Dakikanın saat, saatin gün oluşlarını hatırla.

Hatırla bir kuşun kalbine ağlayışlarını

Kimselerin dönüp bakmayışını, durup düşünmeyişini hatırla.

Yalnızlığı tanımladığın geceyi hatırla

Hani yine balkondaydın, ılık esiyordu rüzgâr,

Korkuyordun ayak seslerinden,

Karanlıktı, göremiyordun kimseyi,

Bağırışlar geliyordu,

Sen korkuyordun, sarılma ihtiyacı duymuştun,

-Sen zaten hep korkardın insanlardan,

En çok geceleri korkardın-

Ve şöyle dökülmüştü kalbinden cümleler:

Yalnızlık, insanın sesten irkilişi

Varlığına bir delil getiremeyişi,

Sonra bencil diye tanımladın yalnızlığı,

Kendi hissettirdikleri dışında hiçbir duyguya yer açmıyordu kalpte,

Varlığı ile kalbi doldururken

Hissettirdiği boşluk müthiş derecede acı veriyordu.

Sesler kesildi sonra,

Evlerin lambaları söndü,

Düşündün: "Yastığa kafalarını koyar koymaz uyuyor muydu bu insanlar?

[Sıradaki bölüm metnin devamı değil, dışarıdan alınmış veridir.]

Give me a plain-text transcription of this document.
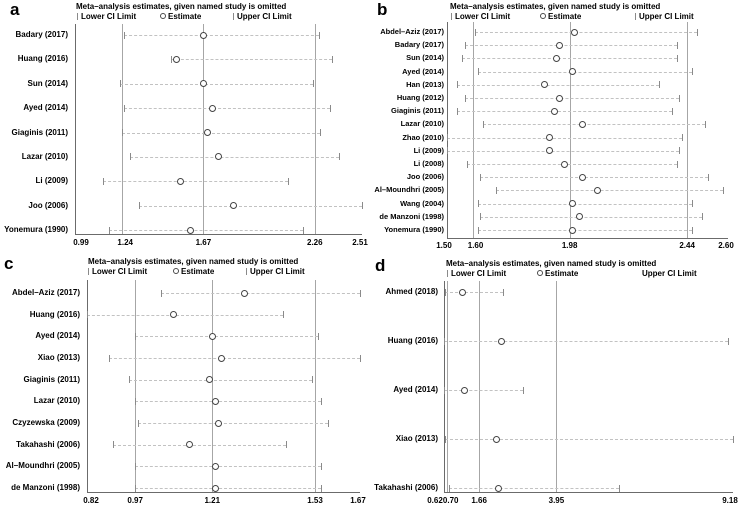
a	Meta–analysis estimates, given named study is omitted
Lower CI Limit	Estimate	Upper CI Limit	b	Meta–analysis estimates, given named study is omitted
Lower CI Limit	Estimate	Upper CI Limit
c	Meta–analysis estimates, given named study is omitted
Lower CI Limit	Estimate	Upper CI Limit	d	Meta–analysis estimates, given named study is omitted
Lower CI Limit	Estimate	Upper CI Limit
Badary (2017)
Huang (2016)
Sun (2014)
Ayed (2014)
Giaginis (2011)
Lazar (2010)
Li (2009)
Joo (2006)
Yonemura (1990)
0.99	1.24	1.67	2.26	2.51
Abdel–Aziz (2017)
Badary (2017)
Sun (2014)
Ayed (2014)
Han (2013)
Huang (2012)
Giaginis (2011)
Lazar (2010)
Zhao (2010)
Li (2009)
Li (2008)
Joo (2006)
Al–Moundhri (2005)
Wang (2004)
de Manzoni (1998)
Yonemura (1990)
1.50 1.60	1.98	2.44	2.60
Abdel–Aziz (2017)
Huang (2016)
Ayed (2014)
Xiao (2013)
Giaginis (2011)
Lazar (2010)
Czyzewska (2009)
Takahashi (2006)
Al–Moundhri (2005)
de Manzoni (1998)
0.82	0.97	1.21	1.53	1.67
Ahmed (2018)
Huang (2016)
Ayed (2014)
Xiao (2013)
Takahashi (2006)
0.62 0.70 1.66	3.95	9.18
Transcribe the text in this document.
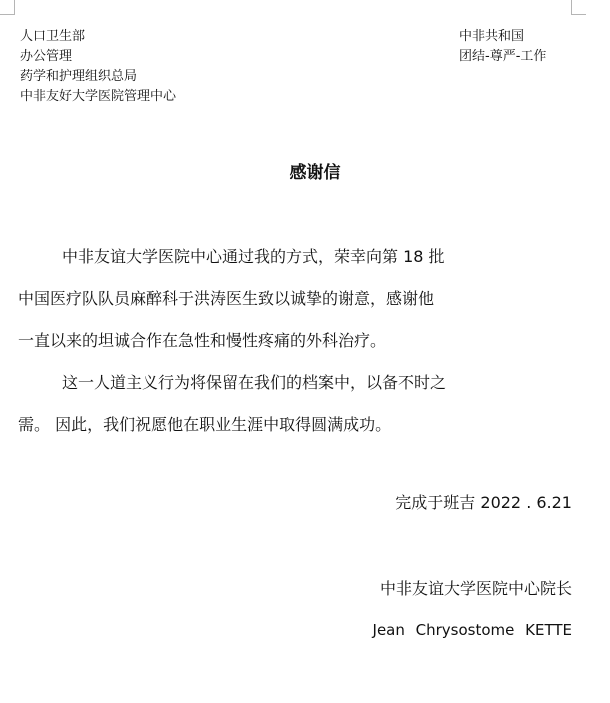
人口卫生部
办公管理
药学和护理组织总局
中非友好大学医院管理中心
中非共和国
团结-尊严-工作
感谢信

中非友谊大学医院中心通过我的方式，荣幸向第 18 批

中国医疗队队员麻醉科于洪涛医生致以诚挚的谢意，感谢他

一直以来的坦诚合作在急性和慢性疼痛的外科治疗。

这一人道主义行为将保留在我们的档案中，以备不时之

需。 因此，我们祝愿他在职业生涯中取得圆满成功。

完成于班吉 2022 . 6.21
中非友谊大学医院中心院长
Jean Chrysostome KETTE
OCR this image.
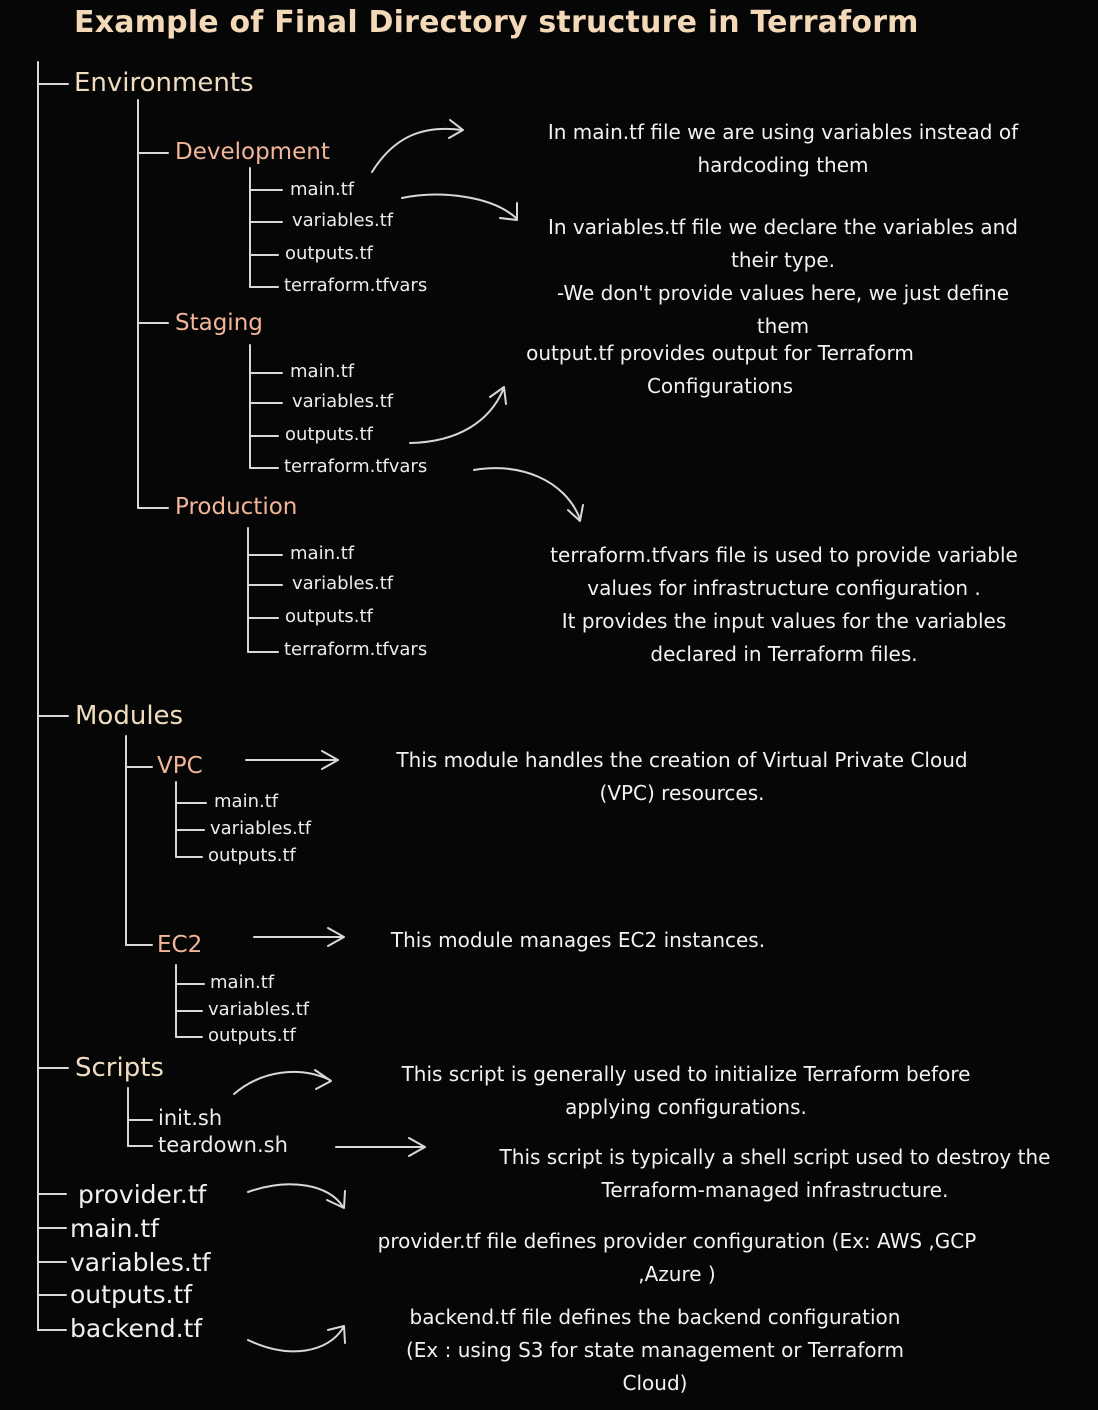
Example of Final Directory structure in Terraform
Environments
Development
main.tf
variables.tf
outputs.tf
terraform.tfvars
Staging
main.tf
variables.tf
outputs.tf
terraform.tfvars
Production
main.tf
variables.tf
outputs.tf
terraform.tfvars
Modules
VPC
main.tf
variables.tf
outputs.tf
EC2
main.tf
variables.tf
outputs.tf
Scripts
init.sh
teardown.sh
provider.tf
main.tf
variables.tf
outputs.tf
backend.tf
In main.tf file we are using variables instead of
hardcoding them
In variables.tf file we declare the variables and
their type.
-We don't provide values here, we just define
them
output.tf provides output for Terraform
Configurations
terraform.tfvars file is used to provide variable
values for infrastructure configuration .
It provides the input values for the variables
declared in Terraform files.
This module handles the creation of Virtual Private Cloud
(VPC) resources.
This module manages EC2 instances.
This script is generally used to initialize Terraform before
applying configurations.
This script is typically a shell script used to destroy the
Terraform-managed infrastructure.
provider.tf file defines provider configuration (Ex: AWS ,GCP
,Azure )
backend.tf file defines the backend configuration
(Ex : using S3 for state management or Terraform
Cloud)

Kendileriyle muhasebeleri oluyor muydu

Pişmanlıklarını, acılarını düşünüyorlar mıydı?

Aynı evi, aynı yatağı paylaşanlar da yalnızlıktan yakınıyor muydu?"

Bildiğim bir gerçek varsa benim yalnızlığımın bir gölge olmayışıydı.

Tüm bu insan yüzleri, bu sesler

Yalnızlığı bürümeye çalışan hiçin kılıfıydı.